A RAG system is best understood as two separate, but connected, pipelines: the Offline Indexing Pipelineand the Online Inference Pipeline.

• Offline Indexing Pipeline: This is a preparatory, asynchronous process responsible for ingesting source documents, converting them into a searchable format (vector embeddings), and storing them in a specialized database. This process is executed whenever the knowledge base needs to be created or updated.
• Online Inference Pipeline: This is the real-time, user-facing workflow. It takes a user query, searches the indexed knowledge base for relevant context, and uses that context along with the original query to generate a grounded response from an LLM.

Key architectural choices at this stage include:

1. Embedding Model: This model translates text into high-dimensional vectors. The choice impacts retrieval quality and cost. We will use OpenAI's text-embedding-3-small for its balance of performance and cost-efficiency.
2. Vector Database: This database must efficiently store and query high-dimensional vectors. While dedicated vector databases like Pinecone or Weaviate are excellent, using PostgreSQL with pgvectorallows many organizations to leverage existing infrastructure and operational expertise, significantly reducing architectural complexity.
3. LLM: The generative component that synthesizes the final answer. We will use OpenAI's gpt-4o for its advanced reasoning and instruction-following capabilities.

Implementation Part 1: The Offline Indexing Pipeline

The goal of this pipeline is to populate our PostgreSQL vector store. This involves loading documents, breaking them into manageable chunks, generating embeddings, and storing them.

1. Database Setup with pgvector

First, ensure you have PostgreSQL installed with the pgvector extension enabled.
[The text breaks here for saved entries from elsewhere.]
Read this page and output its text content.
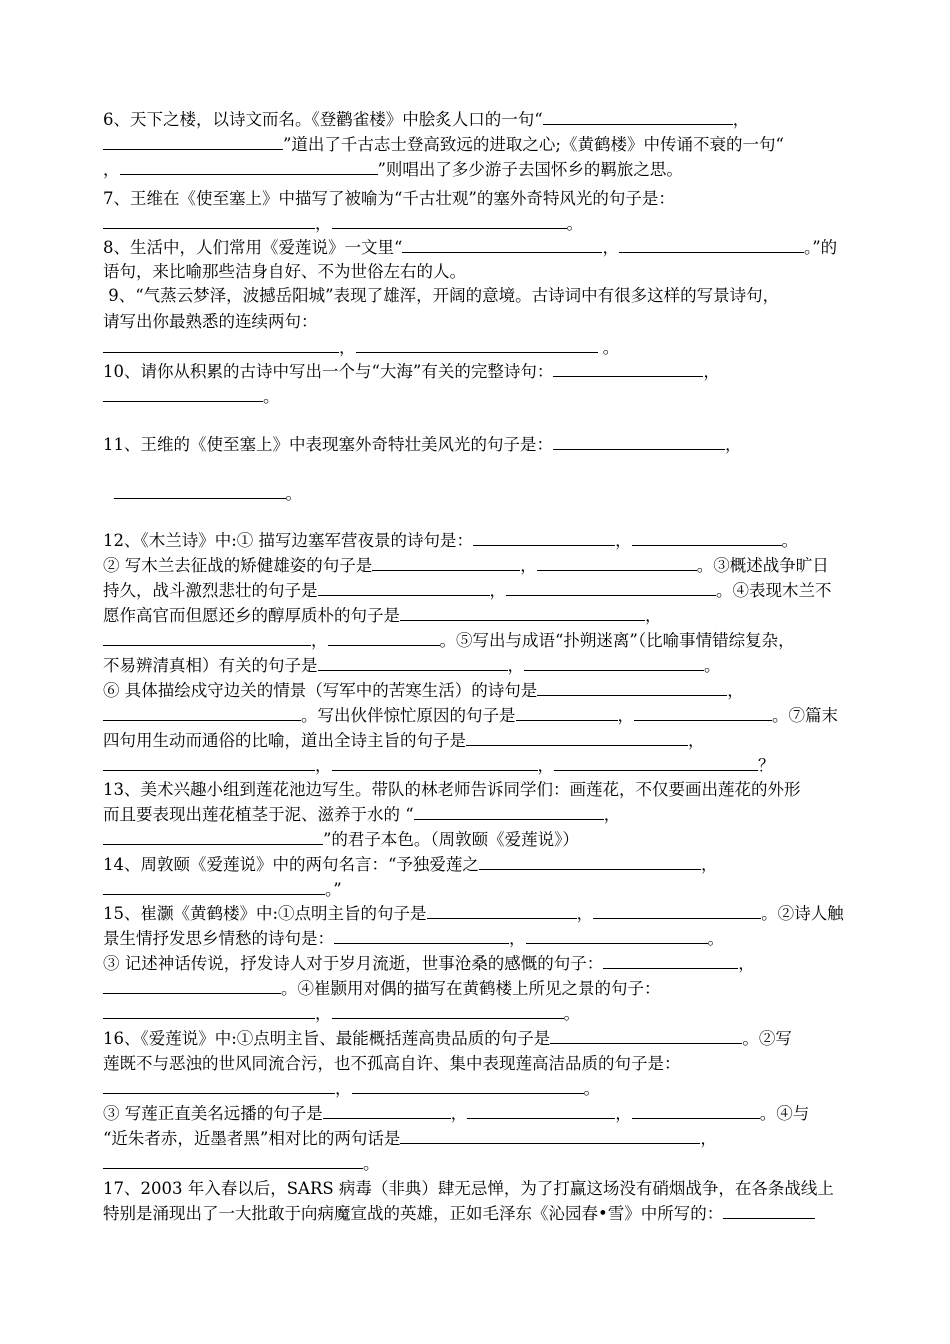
6、天下之楼，以诗文而名。《登鹳雀楼》中脍炙人口的一句“	，
”道出了千古志士登高致远的进取之心;《黄鹤楼》中传诵不衰的一句“
，	”则唱出了多少游子去国怀乡的羁旅之思。
7、王维在《使至塞上》中描写了被喻为“千古壮观”的塞外奇特风光的句子是：
，	。
8、生活中，人们常用《爱莲说》一文里“	，	。”的
语句，来比喻那些洁身自好、不为世俗左右的人。
9、“气蒸云梦泽，波撼岳阳城”表现了雄浑，开阔的意境。古诗词中有很多这样的写景诗句，
请写出你最熟悉的连续两句：
，	。
10、请你从积累的古诗中写出一个与“大海”有关的完整诗句：	，
。
11、王维的《使至塞上》中表现塞外奇特壮美风光的句子是：	，
。
12、《木兰诗》中:① 描写边塞军营夜景的诗句是：	，	。
② 写木兰去征战的矫健雄姿的句子是	，	。③概述战争旷日
持久，战斗激烈悲壮的句子是	，	。④表现木兰不
愿作高官而但愿还乡的醇厚质朴的句子是	，
，	。⑤写出与成语“扑朔迷离”（比喻事情错综复杂，
不易辨清真相）有关的句子是	，	。
⑥ 具体描绘戍守边关的情景（写军中的苦寒生活）的诗句是	，
。写出伙伴惊忙原因的句子是	，	。⑦篇末
四句用生动而通俗的比喻，道出全诗主旨的句子是	，
，	，	？
13、美术兴趣小组到莲花池边写生。带队的林老师告诉同学们：画莲花，不仅要画出莲花的外形
而且要表现出莲花植茎于泥、滋养于水的 “	，
”的君子本色。（周敦颐《爱莲说》）
14、周敦颐《爱莲说》中的两句名言：“予独爱莲之	，
。”
15、崔灏《黄鹤楼》中:①点明主旨的句子是	，	。②诗人触
景生情抒发思乡情愁的诗句是：	，	。
③ 记述神话传说，抒发诗人对于岁月流逝，世事沧桑的感慨的句子：	，
。④崔颢用对偶的描写在黄鹤楼上所见之景的句子：
，	。
16、《爱莲说》中:①点明主旨、最能概括莲高贵品质的句子是	。②写
莲既不与恶浊的世风同流合污，也不孤高自许、集中表现莲高洁品质的句子是：
，	。
③ 写莲正直美名远播的句子是	，	，	。④与
“近朱者赤，近墨者黑”相对比的两句话是	，
。
17、2003 年入春以后，SARS 病毒（非典）肆无忌惮，为了打赢这场没有硝烟战争，在各条战线上
特别是涌现出了一大批敢于向病魔宣战的英雄，正如毛泽东《沁园春•雪》中所写的：
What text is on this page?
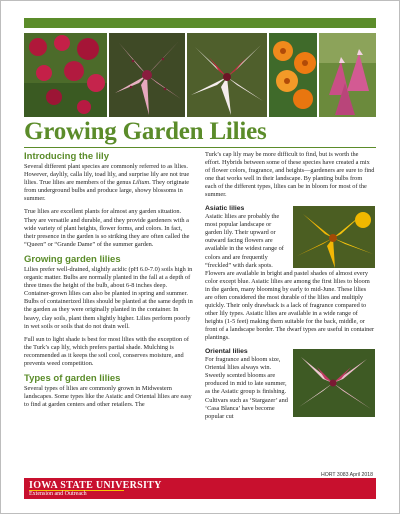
Growing Garden Lilies
Introducing the lily

Several different plant species are commonly referred to as lilies. However, daylily, calla lily, toad lily, and surprise lily are not true lilies. True lilies are members of the genus Lilium. They originate from underground bulbs and produce large, showy blossoms in summer.

True lilies are excellent plants for almost any garden situation. They are versatile and durable, and they provide gardeners with a wide variety of plant heights, flower forms, and colors. In fact, their presence in the garden is so striking they are often called the “Queen” or “Grande Dame” of the summer garden.

Growing garden lilies

Lilies prefer well-drained, slightly acidic (pH 6.0-7.0) soils high in organic matter. Bulbs are normally planted in the fall at a depth of three times the height of the bulb, about 6-8 inches deep. Container-grown lilies can also be planted in spring and summer. Bulbs of containerized lilies should be planted at the same depth in the garden as they were originally planted in the container. In heavy, clay soils, plant them slightly higher. Lilies perform poorly in wet soils or soils that do not drain well.

Full sun to light shade is best for most lilies with the exception of the Turk’s cap lily, which prefers partial shade. Mulching is recommended as it keeps the soil cool, conserves moisture, and prevents weed competition.

Types of garden lilies

Several types of lilies are commonly grown in Midwestern landscapes. Some types like the Asiatic and Oriental lilies are easy to find at garden centers and other retailers. The

Turk’s cap lily may be more difficult to find, but is worth the effort. Hybrids between some of these species have created a mix of flower colors, fragrance, and heights—gardeners are sure to find one that works well in their landscape. By planting bulbs from each of the different types, lilies can be in bloom for most of the summer.

Asiatic lilies

Asiatic lilies are probably the most popular landscape or garden lily. Their upward or outward facing flowers are available in the widest range of colors and are frequently “freckled” with dark spots. Flowers are available in bright and pastel shades of almost every color except blue. Asiatic lilies are among the first lilies to bloom in the garden, many blooming by early to mid-June. These lilies are often considered the most durable of the lilies and multiply quickly. Their only drawback is a lack of fragrance compared to other lily types. Asiatic lilies are available in a wide range of heights (1-5 feet) making them suitable for the back, middle, or front of a landscape border. The dwarf types are useful in container plantings.

Oriental lilies

For fragrance and bloom size, Oriental lilies always win. Sweetly scented blooms are produced in mid to late summer, as the Asiatic group is finishing. Cultivars such as ‘Stargazer’ and ‘Casa Blanca’ have become popular cut

HORT 3083 April 2018
IOWA STATE UNIVERSITY
Extension and Outreach
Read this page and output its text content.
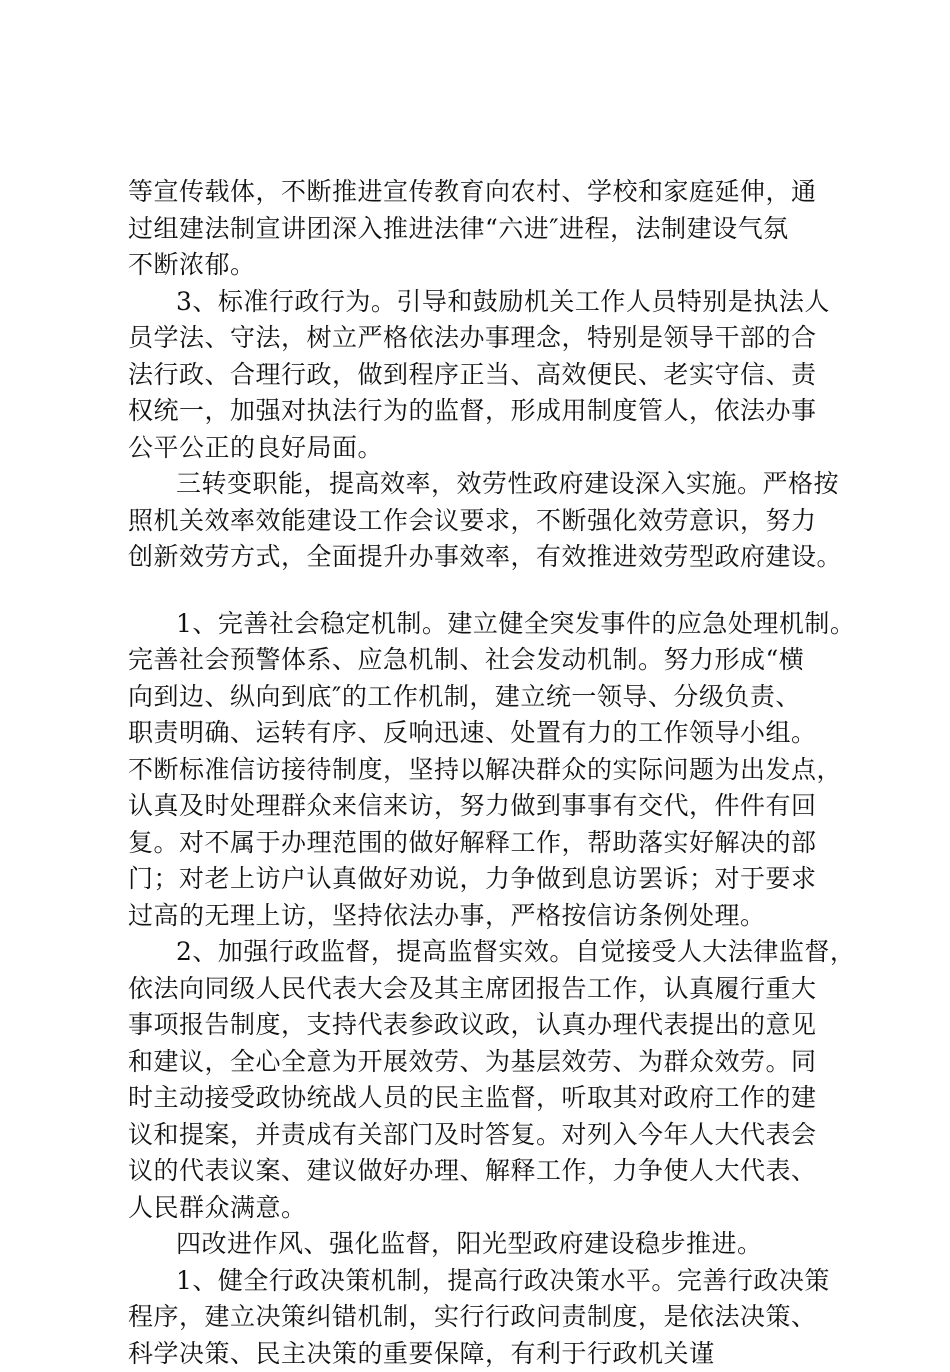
等宣传载体，不断推进宣传教育向农村、学校和家庭延伸，通
过组建法制宣讲团深入推进法律“六进″进程，法制建设气氛
不断浓郁。
3、标准行政行为。引导和鼓励机关工作人员特别是执法人
员学法、守法，树立严格依法办事理念，特别是领导干部的合
法行政、合理行政，做到程序正当、高效便民、老实守信、责
权统一，加强对执法行为的监督，形成用制度管人，依法办事
公平公正的良好局面。
三转变职能，提高效率，效劳性政府建设深入实施。严格按
照机关效率效能建设工作会议要求，不断强化效劳意识，努力
创新效劳方式，全面提升办事效率，有效推进效劳型政府建设。
1、完善社会稳定机制。建立健全突发事件的应急处理机制。
完善社会预警体系、应急机制、社会发动机制。努力形成“横
向到边、纵向到底″的工作机制，建立统一领导、分级负责、
职责明确、运转有序、反响迅速、处置有力的工作领导小组。
不断标准信访接待制度，坚持以解决群众的实际问题为出发点，
认真及时处理群众来信来访，努力做到事事有交代，件件有回
复。对不属于办理范围的做好解释工作，帮助落实好解决的部
门；对老上访户认真做好劝说，力争做到息访罢诉；对于要求
过高的无理上访，坚持依法办事，严格按信访条例处理。
2、加强行政监督，提高监督实效。自觉接受人大法律监督，
依法向同级人民代表大会及其主席团报告工作，认真履行重大
事项报告制度，支持代表参政议政，认真办理代表提出的意见
和建议，全心全意为开展效劳、为基层效劳、为群众效劳。同
时主动接受政协统战人员的民主监督，听取其对政府工作的建
议和提案，并责成有关部门及时答复。对列入今年人大代表会
议的代表议案、建议做好办理、解释工作，力争使人大代表、
人民群众满意。
四改进作风、强化监督，阳光型政府建设稳步推进。
1、健全行政决策机制，提高行政决策水平。完善行政决策
程序，建立决策纠错机制，实行行政问责制度，是依法决策、
科学决策、民主决策的重要保障，有利于行政机关谨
-- Connect to your PostgreSQL instance and run this command
CREATE EXTENSION IF NOT EXISTS vector;

-- Create a table to store the document chunks and their embeddings
CREATE TABLE document_chunks (
    id SERIAL PRIMARY KEY,
    document_name TEXT NOT NULL,
    chunk_text TEXT NOT NULL,
    embedding VECTOR(1536) -- 1536 is the dimension for text-embedding-3-small
);

-- Create an index for efficient similarity search
-- HNSW (Hierarchical Navigable Small World) is generally preferred for its speed-accuracy trade-off.
-- The parameters lists_to_check and ef_construction are tunable for performance.
CREATE INDEX ON document_chunks
USING HNSW (embedding vector_cosine_ops);

Architectural Note: We chose an HNSW index. Compared to an IVFFlat index, HNSW typically offers superior query performance (lower latency) at the cost of a slower, more memory-intensive build process. For most real-time applications, this is the correct trade-off.

2. Data Loading and Chunking

Effective chunking is critical for retrieval quality. Chunks that are too small lack context, while chunks that are too large introduce noise. A RecursiveCharacterTextSplitter is a robust strategy because it attempts to split text along semantic boundaries (paragraphs, sentences) first.

Here is a Python implementation for loading and chunking text files.

# requirements: pip install langchain openai psycopg2-binary
import os
import openai
import psycopg2
from langchain.text_splitter import RecursiveCharacterTextSplitter

# --- Configuration ---
OPENAI_API_KEY = "YOUR_OPENAI_API_KEY"
DB_CONNECTION_STRING = "postgresql://user:password@host:port/dbname"
DOCUMENTS_PATH = "./source_documents/"
EMBEDDING_MODEL = "text-embedding-3-small"

# --- Initialize Clients ---
openai.api_key = OPENAI_API_KEY

def process_and_embed_documents():
    """
    Loads documents, chunks them, generates embeddings, and stores them in PostgreSQL.
    """
    text_splitter = RecursiveCharacterTextSplitter(
        chunk_size=1000,  # The character length of each chunk
        chunk_overlap=200, # The number of characters to overlap between chunks
        length_function=len,
    )

    conn = psycopg2.connect(DB_CONNECTION_STRING)
    cur = conn.cursor()

    for filename in os.listdir(DOCUMENTS_PATH):
        if filename.endswith(".txt"):
            filepath = os.path.join(DOCUMENTS_PATH, filename)
            with open(filepath, 'r') as f:
                document_text = f.read()

            print(f"Processing {filename}...")
            chunks = text_splitter.split_text(document_text)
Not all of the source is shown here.